Today the best payback would be beating him fair and square on the playing field. She crunched her feet in the hard snow and waited for the starting signal. She clenched the wooden bat in her hand and steadied her breath.
“Lace my shoes while you’re down there.” Thrudgelmir snickered. He never tired of making jokes about her height. True, Thianna was only seven feet tall. It was the fault of her mixed blood. Thrudgelmir, however, was a healthy, full-blooded young frost giant. He was easily fifteen feet tall. This meant that her head was level with his belt buckle. Odds were high that she was going to be squished when the game started. None of the giants, least of all Thrudgelmir, could be expected to go easy on her because of her smaller size. If she had half a brain, she wouldn’t be playing at all. Frost giants were a tough breed, and so they played tough games. But that was just it. Frost giants played tough. If Thianna really was one of them, then she would play tough too. And while the game of Knattleikr might be dangerous, it was also a lot of fun.
“Go!” cried the giantess Gunnlod as she tossed the heavy stone ball high into the air over the field. Thianna didn’t wait to see where it landed. She ducked her head and threw herself forward, tucking into a roll. While Thrudgelmir cursed loudly above her, she somersaulted between his legs.

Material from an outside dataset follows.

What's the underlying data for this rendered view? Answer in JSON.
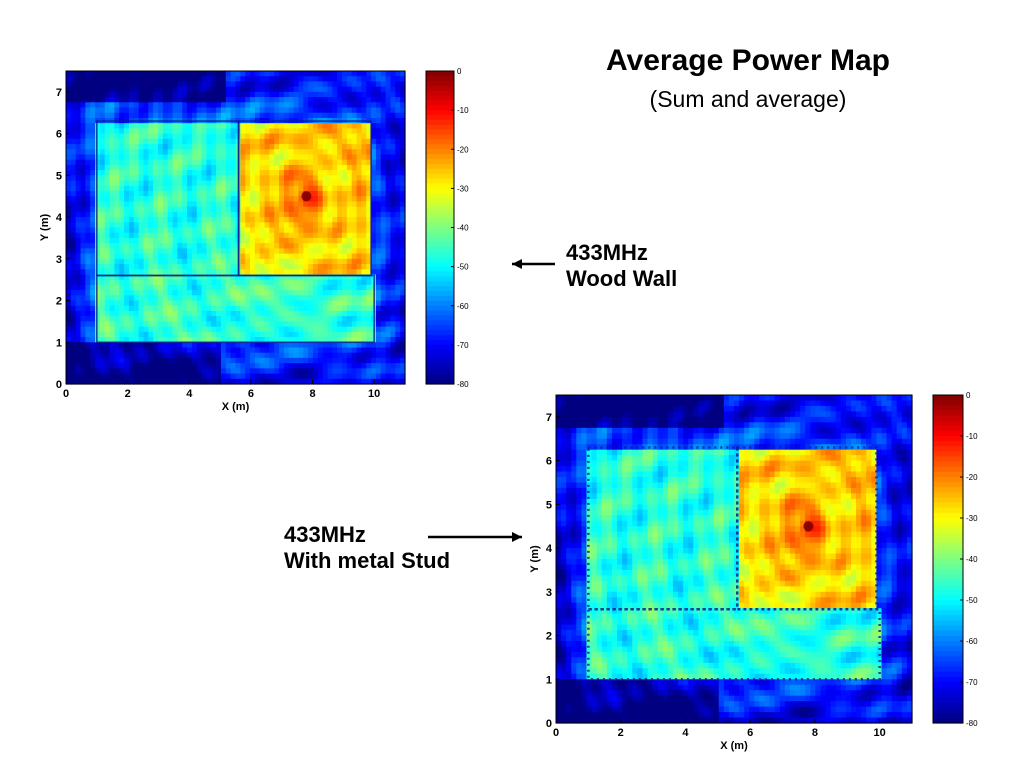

Coming out of her roll, Thianna flipped onto her back. Kicking with her two feet, she struck Thrudgelmir behind both of his knees. The oaf was bent down with his head between his legs looking for her. When his knees buckled, he tumbled right over in a heap.
“Why, Thrudgelmir,” she laughed, “I didn’t know you could somersault too.”
Before the giant could untangle his limbs, she sprang up and leapt back over him, landing just as the ball came down. She whacked it hard with the bat, sending it down the field toward her teammate Bork. He knocked it the rest of the way over the line. First point to her side.